Because it’s Apple. And $100 becomes $500 when it comes from Apple.
So this way Apple spends $50 on a combined cheap slow spinner and a small SSD and gets “fastish” performance and makes you pay dearly if you want a decent sized full SSD drive.
Honestly, we’ve had spanned volumes (what a fusion drive is) forever.
And there is a reason the industry avoided using them in consumer grade machines. Because it doubles your odds of data loss.
In a spanned volume, if any one of the drives in that spanned volume fails, you lose the data on all of the other drives that are part of that spanned volume.
The more drives you add to a spanned volume, the more you increase your chances of data loss.
It makes no sense in consumer class machines to introduce that risk.
Spanned volumes are intended to be used in RAID configurations. That is where they make sense. Because multiple fast drives working in a striped configuration will simultaneously be retrieving portions of a file and sending it to the CPU at the same time.
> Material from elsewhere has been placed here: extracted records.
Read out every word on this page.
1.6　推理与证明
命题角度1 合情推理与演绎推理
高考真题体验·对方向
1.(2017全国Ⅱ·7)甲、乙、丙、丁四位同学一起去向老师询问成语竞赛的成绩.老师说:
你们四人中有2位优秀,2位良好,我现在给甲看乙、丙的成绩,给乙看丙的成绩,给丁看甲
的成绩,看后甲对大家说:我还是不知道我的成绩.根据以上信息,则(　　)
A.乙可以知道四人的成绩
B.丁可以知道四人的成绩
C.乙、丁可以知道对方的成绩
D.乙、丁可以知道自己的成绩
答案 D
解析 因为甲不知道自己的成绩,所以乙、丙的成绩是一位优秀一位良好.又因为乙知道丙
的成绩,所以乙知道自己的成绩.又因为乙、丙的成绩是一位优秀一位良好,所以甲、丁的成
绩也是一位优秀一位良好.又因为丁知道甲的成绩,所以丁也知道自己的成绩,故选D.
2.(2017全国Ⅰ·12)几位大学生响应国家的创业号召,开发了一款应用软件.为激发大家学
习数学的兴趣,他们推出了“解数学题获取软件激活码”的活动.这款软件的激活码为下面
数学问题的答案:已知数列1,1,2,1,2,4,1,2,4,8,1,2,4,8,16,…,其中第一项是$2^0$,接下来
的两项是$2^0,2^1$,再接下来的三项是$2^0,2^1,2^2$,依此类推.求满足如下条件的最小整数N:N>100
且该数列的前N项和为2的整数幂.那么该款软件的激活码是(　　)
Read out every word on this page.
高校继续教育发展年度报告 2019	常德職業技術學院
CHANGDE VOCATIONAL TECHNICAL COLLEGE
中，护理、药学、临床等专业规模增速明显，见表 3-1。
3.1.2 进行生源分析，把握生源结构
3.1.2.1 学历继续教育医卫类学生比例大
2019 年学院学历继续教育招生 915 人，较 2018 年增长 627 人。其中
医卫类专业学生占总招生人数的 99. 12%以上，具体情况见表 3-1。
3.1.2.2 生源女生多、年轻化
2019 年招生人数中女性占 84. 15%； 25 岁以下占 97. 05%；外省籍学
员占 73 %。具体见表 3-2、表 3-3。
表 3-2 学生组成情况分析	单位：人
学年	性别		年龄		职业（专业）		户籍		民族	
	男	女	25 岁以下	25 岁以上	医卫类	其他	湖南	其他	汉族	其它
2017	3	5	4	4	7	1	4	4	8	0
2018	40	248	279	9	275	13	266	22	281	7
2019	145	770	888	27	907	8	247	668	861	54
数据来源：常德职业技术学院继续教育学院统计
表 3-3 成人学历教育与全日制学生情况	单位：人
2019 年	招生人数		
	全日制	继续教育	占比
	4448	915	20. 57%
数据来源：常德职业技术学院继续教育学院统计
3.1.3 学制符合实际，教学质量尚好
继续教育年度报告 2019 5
With several small drives (say 10 low capacity drives) working in a striped array, none of the drives has to move its heads or search very far for the data, and they all send different chunks back simultaneously causing near instant retrieval.
That striped array is often part of another RAID which mirrors the other spanned volume (striped array).
It can go on and on pulling multiple RAID configurations into other RAID configurations until you have essentially what looks like one large volume made up of hundreds of small drives all working together to deliver chunks of data simultaneously with so many redundancies that if becomes virtually impossible to lose any data due to the checks and balances in the RAID configurations. Depending on the size of your Arrays, you could theoretically have 10 drives fail and not lose one bit of data, and as soon as those drives were replaced, they’d automatically get updated with all the data that used to be on the failed drives.
It makes tons of sense in an enterprise environment to use spanned volumes. But in a home computer, it’s only asking for problems. Not if... but simply when you will lose data.
If you have a “fusion drive” I’d hope that you have a full time automated backup solution running. A fusion drive without a backup is like tempting fate.
Adding APFS to it seems like double-dog daring it.